I did not add potatoes to my kofta. Instead I used bread. Of course there was some compromise in taste.
Ingredients:
For Koftas(Measurements can be changed according to your taste):
Bread slices-3 or potatoes(cooked, peeled and mashed)-2
Fresh grated paneer-1/2 cup
Very finely chopped cabbage-1/4 cup
Coriander leaves chopped-a handful
Grated carrot(optional)-2 tsp
Salt
Turmeric powder-a pinch
Red chilli powder-1/4 tsp
Coriander powder-1/2 tsp
Kitchen king masala or garam masala powder-1/2 tsp
For Gravy:
Oil-2 tbsp
Cloves-3
Cinnamon-2 inch stick
Cardamom-2
Star Anise-2(crushed)
Jeera-1 tsp
Ginger chopped-1 tsp
Garlic chopped-3 pods
Almonds(soaked in water for 15 minutes) or cashews-12
Onion chopped-1 medium sized
Tomatoes chopped-3
Salt
Turmeric powder-1/4 tsp
Red chilli powder- as per taste
Coriander powder-1 tsp
Kitchen king masala powder(optional)-1 tsp
Garam masala powder-1/2 tsp
Milk(I used 1% fat)-1 cup
Coriander leaves-to garnish
Method:
To make the koftas:
If you are using bread slices, drench each slice in water and gently squeeze excess water. Mix with rest of the ingredients and make small balls. If the mixture is too dry(when using bread), add 1 tsp of water and make balls. Heat kuzhipaniyaram(Appe) pan. Add 2-3 drops of oil in each hole. Place the balls and cook on both sides till golden brown. Set aside.

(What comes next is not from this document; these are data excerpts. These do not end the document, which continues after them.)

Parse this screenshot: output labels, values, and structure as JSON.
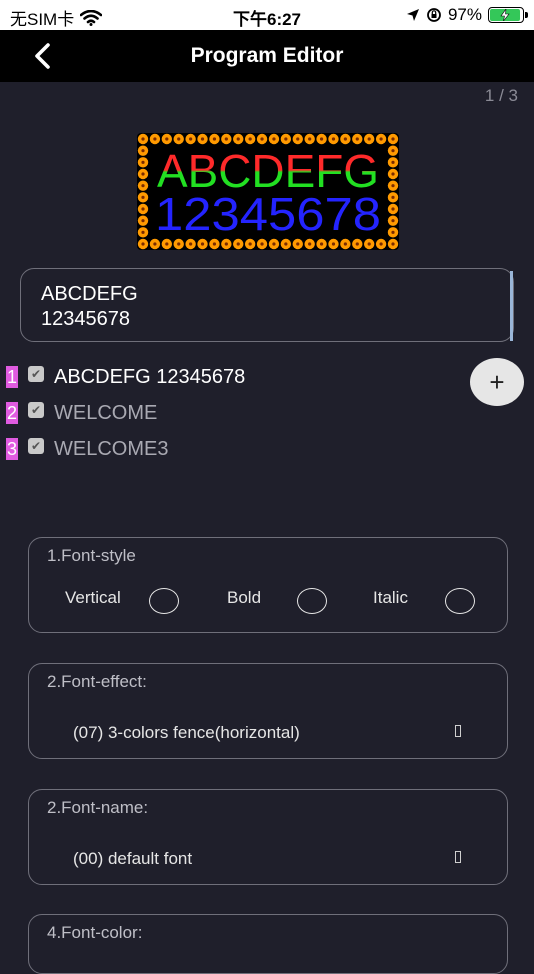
{
  "status_bar": {
    "carrier": "无SIM卡",
    "time": "下午6:27",
    "battery": "97%",
    "battery_level": 0.97
  },
  "nav": {
    "title": "Program Editor",
    "back_icon": "chevron-left-icon"
  },
  "page_indicator": "1 / 3",
  "preview": {
    "line1": "ABCDEFG",
    "line2": "12345678"
  },
  "text_input": {
    "line1": "ABCDEFG",
    "line2": "12345678"
  },
  "programs": [
    {
      "number": "1",
      "label": "ABCDEFG 12345678",
      "checked": true,
      "active": true
    },
    {
      "number": "2",
      "label": "WELCOME",
      "checked": true,
      "active": false
    },
    {
      "number": "3",
      "label": "WELCOME3",
      "checked": true,
      "active": false
    }
  ],
  "add_button": {
    "label": "+"
  },
  "font_style": {
    "title": "1.Font-style",
    "options": [
      "Vertical",
      "Bold",
      "Italic"
    ]
  },
  "font_effect": {
    "title": "2.Font-effect:",
    "value": "(07) 3-colors fence(horizontal)"
  },
  "font_name": {
    "title": "2.Font-name:",
    "value": "(00) default font"
  },
  "font_color": {
    "title": "4.Font-color:"
  },
  "colors": {
    "background": "#1f1f2b",
    "navbar": "#000000",
    "number_badge": "#e05be0",
    "preview_line1_top": "#ff2a2a",
    "preview_line1_bottom": "#22e022",
    "preview_line2": "#2424ff",
    "fence": "#ff9a00"
  }
}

If you are using mashed potatoes, mix them with rest of ingredients listed above and roll the mixture in bread crumbs and then shallow fry in the appe pan.
To make the gravy:
Heat oil in a wide pan. Add jeera and let it crackle. Add cloves, cinnamon, star anise, cardamom and fry for a few seconds. Add chopped ginger, garlic and onions. Sprinkle little salt. Fry till the onions are cooked and turn brown. Add tomatoes, some more salt and all the spice powders. Fry for a few minutes until tomatoes turn soft. Allow the mixture to cool. Grind it with almonds to a smooth paste. Put the mixture on the stove again. Add milk and heat it for 5 minutes. Add kofta balls and simmer for 2 minutes. Garnish with coriander leaves and serve with rotis or nans.